Eventually, of course, Veronica does not even want to come back to the stinking apartment, dreams of Alaska, or meals made of extruded meat and mayo; and so she dies. This launches Felix on his own odyssey. He becomes a sort of screwy Orpheus; Felix is the man who can visit his otherworldly Eurydice ad libidum, but he himself can’t die.
The story is long, which works well for readers like me who hate to see a good book end; and the story is well-knit, which works well for scholars who want to tease out influences, tangents and themes. Frankel paints spot-on portraits of the male sex symbol, poor kids in privileged schools, Big Science, and environmentalists. Like Proust, he uses smell as a motif and a motivator. He wants us all to think about where we go when we die; what is the relationship between God the Father’s two male offspring, Jesus and Satan; and will bar-room society never, ever change?
But it’s not just the characters and the story and the erudition—it’s the language! Frankel always finds le mot juste. He makes you laugh out loud:
“Evening ma’am,” said the bartender, a man with premature wattles and eyes sagging down his face. He suffered from a rare wasting disease contracted after accidentally eating a mutant zebra mussel. The parasite was slowly eating its way through his connective tissue.
Frankel’s people take drugs lie SchizAvoid9000, Norave, and Comatode; there’s a character with “lemon-meringue hair.” He takes you to the “Greenhouse Mitigation Zones (GMZ’s)” where people speak Haudenosaunee, “hoya:neh” and “ga:syoje:tha.” People drink “Gulag Vodka.” He quotes Shelley, Milton, and Pound. The bodyguard/spy Boyle is a clown straight out of Shakespeare. Some of Frankel’s choicest language and scenes cannot be printed in a family newspaper, so you can either message me privately to know what they are, or read them for yourself—this latter being the better and more satisfying option.
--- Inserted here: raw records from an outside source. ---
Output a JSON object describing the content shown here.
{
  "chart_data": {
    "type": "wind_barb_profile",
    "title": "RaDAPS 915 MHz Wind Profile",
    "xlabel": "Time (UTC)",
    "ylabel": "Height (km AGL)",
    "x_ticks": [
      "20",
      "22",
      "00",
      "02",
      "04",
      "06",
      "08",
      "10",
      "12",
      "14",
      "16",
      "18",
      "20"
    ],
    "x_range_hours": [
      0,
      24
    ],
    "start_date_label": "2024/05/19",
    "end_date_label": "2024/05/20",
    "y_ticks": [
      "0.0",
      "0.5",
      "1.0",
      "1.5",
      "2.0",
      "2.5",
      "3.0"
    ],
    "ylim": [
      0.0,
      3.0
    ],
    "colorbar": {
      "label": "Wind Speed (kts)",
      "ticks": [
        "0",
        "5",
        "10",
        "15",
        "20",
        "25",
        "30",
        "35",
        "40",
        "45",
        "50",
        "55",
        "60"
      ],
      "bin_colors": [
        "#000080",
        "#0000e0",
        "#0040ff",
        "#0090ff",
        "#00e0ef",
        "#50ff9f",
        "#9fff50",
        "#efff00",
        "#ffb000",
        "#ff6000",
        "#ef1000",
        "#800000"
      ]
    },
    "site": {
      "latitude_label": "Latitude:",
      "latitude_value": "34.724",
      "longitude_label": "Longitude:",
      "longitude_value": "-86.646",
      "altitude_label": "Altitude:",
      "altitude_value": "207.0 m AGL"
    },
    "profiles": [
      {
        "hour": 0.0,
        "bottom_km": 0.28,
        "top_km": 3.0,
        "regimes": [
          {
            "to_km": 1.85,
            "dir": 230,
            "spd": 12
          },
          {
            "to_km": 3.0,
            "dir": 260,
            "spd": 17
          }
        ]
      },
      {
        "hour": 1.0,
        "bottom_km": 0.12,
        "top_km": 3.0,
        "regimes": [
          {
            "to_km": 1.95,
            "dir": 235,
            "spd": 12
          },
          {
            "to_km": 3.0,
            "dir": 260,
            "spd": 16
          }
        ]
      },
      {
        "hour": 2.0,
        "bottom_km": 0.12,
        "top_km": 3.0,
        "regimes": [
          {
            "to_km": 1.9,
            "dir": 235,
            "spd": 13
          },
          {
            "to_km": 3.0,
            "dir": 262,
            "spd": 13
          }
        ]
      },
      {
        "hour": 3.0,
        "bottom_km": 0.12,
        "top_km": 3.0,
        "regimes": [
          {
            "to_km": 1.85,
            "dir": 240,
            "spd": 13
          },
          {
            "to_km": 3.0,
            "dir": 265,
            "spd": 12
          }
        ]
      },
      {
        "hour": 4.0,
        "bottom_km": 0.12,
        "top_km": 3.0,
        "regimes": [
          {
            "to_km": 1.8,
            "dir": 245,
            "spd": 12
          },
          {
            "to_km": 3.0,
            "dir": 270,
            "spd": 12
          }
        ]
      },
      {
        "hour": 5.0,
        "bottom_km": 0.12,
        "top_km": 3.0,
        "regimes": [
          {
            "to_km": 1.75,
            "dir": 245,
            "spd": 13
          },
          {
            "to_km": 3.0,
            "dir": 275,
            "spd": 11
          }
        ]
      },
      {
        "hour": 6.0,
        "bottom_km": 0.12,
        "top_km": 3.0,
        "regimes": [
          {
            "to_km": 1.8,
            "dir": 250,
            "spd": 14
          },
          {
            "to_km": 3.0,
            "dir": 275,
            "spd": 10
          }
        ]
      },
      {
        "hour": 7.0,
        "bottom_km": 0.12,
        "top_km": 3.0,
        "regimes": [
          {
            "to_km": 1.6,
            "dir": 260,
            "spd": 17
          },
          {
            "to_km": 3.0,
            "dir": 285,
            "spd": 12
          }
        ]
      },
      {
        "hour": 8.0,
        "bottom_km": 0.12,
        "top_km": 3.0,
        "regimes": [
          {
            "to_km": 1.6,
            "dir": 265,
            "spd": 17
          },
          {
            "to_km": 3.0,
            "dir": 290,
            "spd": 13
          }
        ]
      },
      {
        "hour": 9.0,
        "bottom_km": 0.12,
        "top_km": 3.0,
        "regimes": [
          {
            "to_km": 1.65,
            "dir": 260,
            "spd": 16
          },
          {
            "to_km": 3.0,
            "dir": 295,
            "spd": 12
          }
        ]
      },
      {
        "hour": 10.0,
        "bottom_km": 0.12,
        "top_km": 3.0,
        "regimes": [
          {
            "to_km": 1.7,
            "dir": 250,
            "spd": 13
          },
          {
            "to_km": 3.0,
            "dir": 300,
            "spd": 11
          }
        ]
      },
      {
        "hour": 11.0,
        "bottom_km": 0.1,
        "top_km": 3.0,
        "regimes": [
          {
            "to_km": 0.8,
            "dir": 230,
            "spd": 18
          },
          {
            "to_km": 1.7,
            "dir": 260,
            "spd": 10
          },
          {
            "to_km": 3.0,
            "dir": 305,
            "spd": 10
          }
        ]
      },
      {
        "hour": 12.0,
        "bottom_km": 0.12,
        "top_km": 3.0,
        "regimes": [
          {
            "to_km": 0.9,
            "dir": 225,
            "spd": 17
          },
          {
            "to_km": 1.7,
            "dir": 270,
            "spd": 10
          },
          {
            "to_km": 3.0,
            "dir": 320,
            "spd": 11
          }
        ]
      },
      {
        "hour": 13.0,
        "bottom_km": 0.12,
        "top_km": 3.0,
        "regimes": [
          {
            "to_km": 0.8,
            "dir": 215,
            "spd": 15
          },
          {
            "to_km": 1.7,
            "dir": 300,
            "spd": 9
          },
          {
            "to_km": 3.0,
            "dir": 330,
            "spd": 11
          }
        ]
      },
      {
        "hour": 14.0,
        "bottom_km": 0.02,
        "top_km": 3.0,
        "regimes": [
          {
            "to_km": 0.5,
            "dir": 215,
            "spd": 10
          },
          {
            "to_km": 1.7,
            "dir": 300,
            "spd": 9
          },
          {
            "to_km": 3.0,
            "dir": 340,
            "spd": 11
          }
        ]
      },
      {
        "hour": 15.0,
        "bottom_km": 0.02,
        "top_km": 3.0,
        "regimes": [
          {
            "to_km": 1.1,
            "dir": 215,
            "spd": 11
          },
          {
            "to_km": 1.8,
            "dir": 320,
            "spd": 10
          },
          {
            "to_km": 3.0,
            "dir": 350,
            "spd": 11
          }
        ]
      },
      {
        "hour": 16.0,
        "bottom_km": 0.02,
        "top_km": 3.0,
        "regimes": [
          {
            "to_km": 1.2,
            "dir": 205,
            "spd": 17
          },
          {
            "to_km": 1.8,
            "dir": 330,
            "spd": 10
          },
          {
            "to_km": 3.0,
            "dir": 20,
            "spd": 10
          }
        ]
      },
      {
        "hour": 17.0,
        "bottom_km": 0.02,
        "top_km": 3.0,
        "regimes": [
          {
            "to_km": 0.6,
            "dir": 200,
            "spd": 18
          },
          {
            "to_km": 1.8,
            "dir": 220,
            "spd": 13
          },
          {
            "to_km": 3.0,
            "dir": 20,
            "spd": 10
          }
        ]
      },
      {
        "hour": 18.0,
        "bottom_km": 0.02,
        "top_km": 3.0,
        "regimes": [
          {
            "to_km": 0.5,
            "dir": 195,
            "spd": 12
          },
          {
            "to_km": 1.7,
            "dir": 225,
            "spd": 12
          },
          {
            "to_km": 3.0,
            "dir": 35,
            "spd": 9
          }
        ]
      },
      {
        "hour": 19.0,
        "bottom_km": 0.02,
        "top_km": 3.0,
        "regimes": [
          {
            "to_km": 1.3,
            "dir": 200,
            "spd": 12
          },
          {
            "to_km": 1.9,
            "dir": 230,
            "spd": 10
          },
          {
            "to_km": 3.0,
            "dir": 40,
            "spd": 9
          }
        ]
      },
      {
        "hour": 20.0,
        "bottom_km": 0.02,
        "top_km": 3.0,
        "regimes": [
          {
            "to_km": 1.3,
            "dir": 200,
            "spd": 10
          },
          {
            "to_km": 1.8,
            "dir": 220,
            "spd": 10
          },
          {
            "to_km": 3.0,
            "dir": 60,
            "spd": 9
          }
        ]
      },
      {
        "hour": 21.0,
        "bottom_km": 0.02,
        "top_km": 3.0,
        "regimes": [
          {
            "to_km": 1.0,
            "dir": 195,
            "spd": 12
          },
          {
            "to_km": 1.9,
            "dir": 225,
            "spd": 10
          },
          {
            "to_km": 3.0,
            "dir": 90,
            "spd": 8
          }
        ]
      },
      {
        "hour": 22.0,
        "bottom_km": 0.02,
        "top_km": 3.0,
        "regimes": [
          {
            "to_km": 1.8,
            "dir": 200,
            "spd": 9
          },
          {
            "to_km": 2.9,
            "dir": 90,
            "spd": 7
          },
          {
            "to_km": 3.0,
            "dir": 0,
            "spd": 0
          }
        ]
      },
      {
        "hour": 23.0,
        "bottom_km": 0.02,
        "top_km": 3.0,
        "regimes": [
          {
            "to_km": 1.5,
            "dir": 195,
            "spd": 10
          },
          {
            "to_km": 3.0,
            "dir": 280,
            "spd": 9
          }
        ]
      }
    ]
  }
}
Frankel’s publisher, Whiskey Tit, has a mission:
Whiskey Tit attempts to restore degradation and degeneracy to the literary arts. We are unwilling to sacrifice intellectual rigour, unrelenting playfulness, and visual beauty, often leading to texts that would otherwise be abandoned in a homogenised literary landscape (https://www.whiskeytit.com/about/). The Man Who Can’t Die is indeed, all that—intellectually rigorous and unrelentingly playful. Do dig in!
About the reviewer: Judy Swann is a poet and essayist who publishes fairly frequently, both in print and online. Her book of poetry, Fool (Kelsay Books) was released in December, 2018. Her book of essays on the cartoon superhero Stickman (John Young) was published in March, 2019.